One thing I have noticed is that many times the price action tends to 'outpace' the news announcement. I think this is because traders are "speeding up" the move. (Maybe before the CPI (Consumer Price Index) or something.) A lot of new traders tend to think there's some sort of conspiracy here. Some "hot information" that has been "leaked" to a few select traders. I tend to think that the reaction to the news may already be embedded in the direction in which all trading is taking place. For example, if everyone shorts the Euro, and there is serious negative news on the Euro... it confirms the opinion of the crowd. Anyway, as you will find out... none of this is significant. Seriously.

I don't want to get involved in the Fundamentals vs Techanalysis argument here. I know that Fundament determines the direction as a whole. But I have found that a CPI announcement of -2.3% does not mean that I should sell EUR/USD at 1.2450. Indeed, does it ever tell you when to enter or exit a trade? (using an example).

Besides, it's hard to gauge how thousands of traders around the world are going to react. Hell, I never know how my wife is going to react, and after all I live with her. Plus she's only one person. Now try to imagine what 800,000 strangers around the world are going to do. Good luck with that.

Also, there are few things less interesting thaneconomic indicators. Boring. If I wanted to study it all, I'd go for an economics degree.
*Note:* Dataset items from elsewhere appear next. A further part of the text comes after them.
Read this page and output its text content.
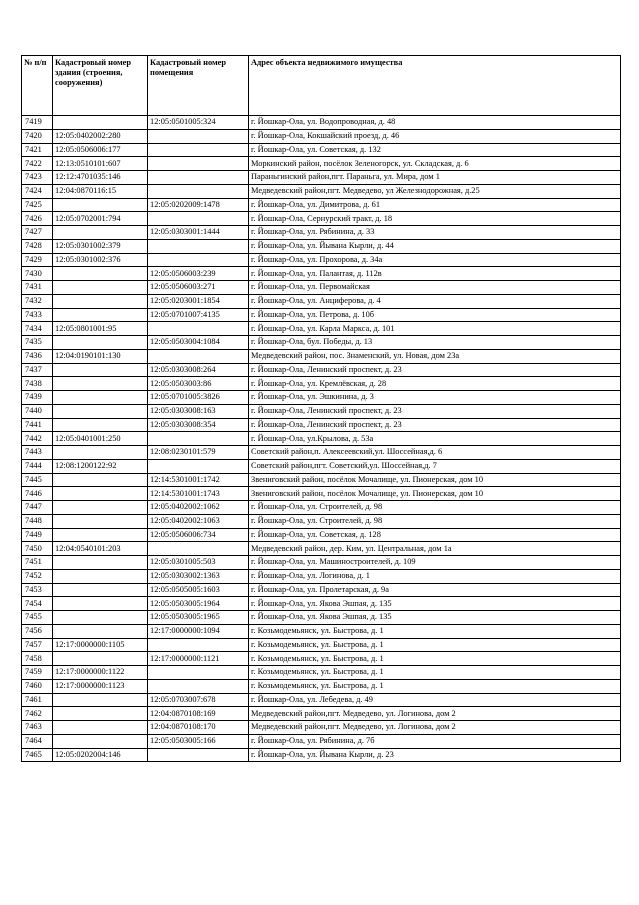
№ п/п	Кадастровый номер здания (строения, сооружения)	Кадастровый номер помещения	Адрес объекта недвижимого имущества
7419		12:05:0501005:324	г. Йошкар-Ола, ул. Водопроводная, д. 48
7420	12:05:0402002:280		г. Йошкар-Ола, Кокшайский проезд, д. 46
7421	12:05:0506006:177		г. Йошкар-Ола, ул. Советская, д. 132
7422	12:13:0510101:607		Моркинский район, посёлок Зеленогорск, ул. Складская, д. 6
7423	12:12:4701035:146		Параньгинский район,пгт. Параньга, ул. Мира, дом 1
7424	12:04:0870116:15		Медведевский район,пгт. Медведево, ул Железнодорожная, д.25
7425		12:05:0202009:1478	г. Йошкар-Ола, ул. Димитрова, д. 61
7426	12:05:0702001:794		г. Йошкар-Ола, Сернурский тракт, д. 18
7427		12:05:0303001:1444	г. Йошкар-Ола, ул. Рябинина, д. 33
7428	12:05:0301002:379		г. Йошкар-Ола, ул. Йывана Кырли, д. 44
7429	12:05:0301002:376		г. Йошкар-Ола, ул. Прохорова, д. 34а
7430		12:05:0506003:239	г. Йошкар-Ола, ул. Палантая, д. 112в
7431		12:05:0506003:271	г. Йошкар-Ола, ул. Первомайская
7432		12:05:0203001:1854	г. Йошкар-Ола, ул. Анциферова, д. 4
7433		12:05:0701007:4135	г. Йошкар-Ола, ул. Петрова, д. 10б
7434	12:05:0801001:95		г. Йошкар-Ола, ул. Карла Маркса, д. 101
7435		12:05:0503004:1084	г. Йошкар-Ола, бул. Победы, д. 13
7436	12:04:0190101:130		Медведевский район, пос. Знаменский, ул. Новая, дом 23а
7437		12:05:0303008:264	г. Йошкар-Ола, Ленинский проспект, д. 23
7438		12:05:0503003:86	г. Йошкар-Ола, ул. Кремлёвская, д. 28
7439		12:05:0701005:3826	г. Йошкар-Ола, ул. Эшкинина, д. 3
7440		12:05:0303008:163	г. Йошкар-Ола, Ленинский проспект, д. 23
7441		12:05:0303008:354	г. Йошкар-Ола, Ленинский проспект, д. 23
7442	12:05:0401001:250		г. Йошкар-Ола, ул.Крылова, д. 53а
7443		12:08:0230101:579	Советский район,п. Алексеевский,ул. Шоссейная,д. 6
7444	12:08:1200122:92		Советский район,пгт. Советский,ул. Шоссейная,д. 7
7445		12:14:5301001:1742	Звениговский район, посёлок Мочалище, ул. Пионерская, дом 10
7446		12:14:5301001:1743	Звениговский район, посёлок Мочалище, ул. Пионерская, дом 10
7447		12:05:0402002:1062	г. Йошкар-Ола, ул. Строителей, д. 98
7448		12:05:0402002:1063	г. Йошкар-Ола, ул. Строителей, д. 98
7449		12:05:0506006:734	г. Йошкар-Ола, ул. Советская, д. 128
7450	12:04:0540101:203		Медведевский район, дер. Ким, ул. Центральная, дом 1а
7451		12:05:0301005:503	г. Йошкар-Ола, ул. Машиностроителей, д. 109
7452		12:05:0303002:1363	г. Йошкар-Ола, ул. Логинова, д. 1
7453		12:05:0505005:1603	г. Йошкар-Ола, ул. Пролетарская, д. 9а
7454		12:05:0503005:1964	г. Йошкар-Ола, ул. Якова Эшпая, д. 135
7455		12:05:0503005:1965	г. Йошкар-Ола, ул. Якова Эшпая, д. 135
7456		12:17:0000000:1094	г. Козьмодемьянск, ул. Быстрова, д. 1
7457	12:17:0000000:1105		г. Козьмодемьянск, ул. Быстрова, д. 1
7458		12:17:0000000:1121	г. Козьмодемьянск, ул. Быстрова, д. 1
7459	12:17:0000000:1122		г. Козьмодемьянск, ул. Быстрова, д. 1
7460	12:17:0000000:1123		г. Козьмодемьянск, ул. Быстрова, д. 1
7461		12:05:0703007:678	г. Йошкар-Ола, ул. Лебедева, д. 49
7462		12:04:0870108:169	Медведевский район,пгт. Медведево, ул. Логинова, дом 2
7463		12:04:0870108:170	Медведевский район,пгт. Медведево, ул. Логинова, дом 2
7464		12:05:0503005:166	г. Йошкар-Ола, ул. Рябинина, д. 7б
7465	12:05:0202004:146		г. Йошкар-Ола, ул. Йывана Кырли, д. 23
Take a look at one of your favourite news channels. CNBC is a good example. You have eight people trying to shout each other down. None of these people have any idea what's going on. As a fun exercise, count how many times a day some presenter asks a guest: "So which direction do you trade in?" or. "Where do you invest your working capital?" This shows what's behind the idea of hosting guests. Is it possible that some of these guests are interested in you trading on their advice, thus moving the price for them? It's all about the "hot information" mentioned in Memories of a Stock Speculator. Wall Street really hasn't changed over the years.

Also, they have an interest in making you believe that the stock market can jump at any time. If you actually think we are in a bear market for years and can't sell stocks (as most people do) - you won't watch them. They are interested in you investing... No viewers - no advertising. No advertising - no CNBC. No CNBC... no job.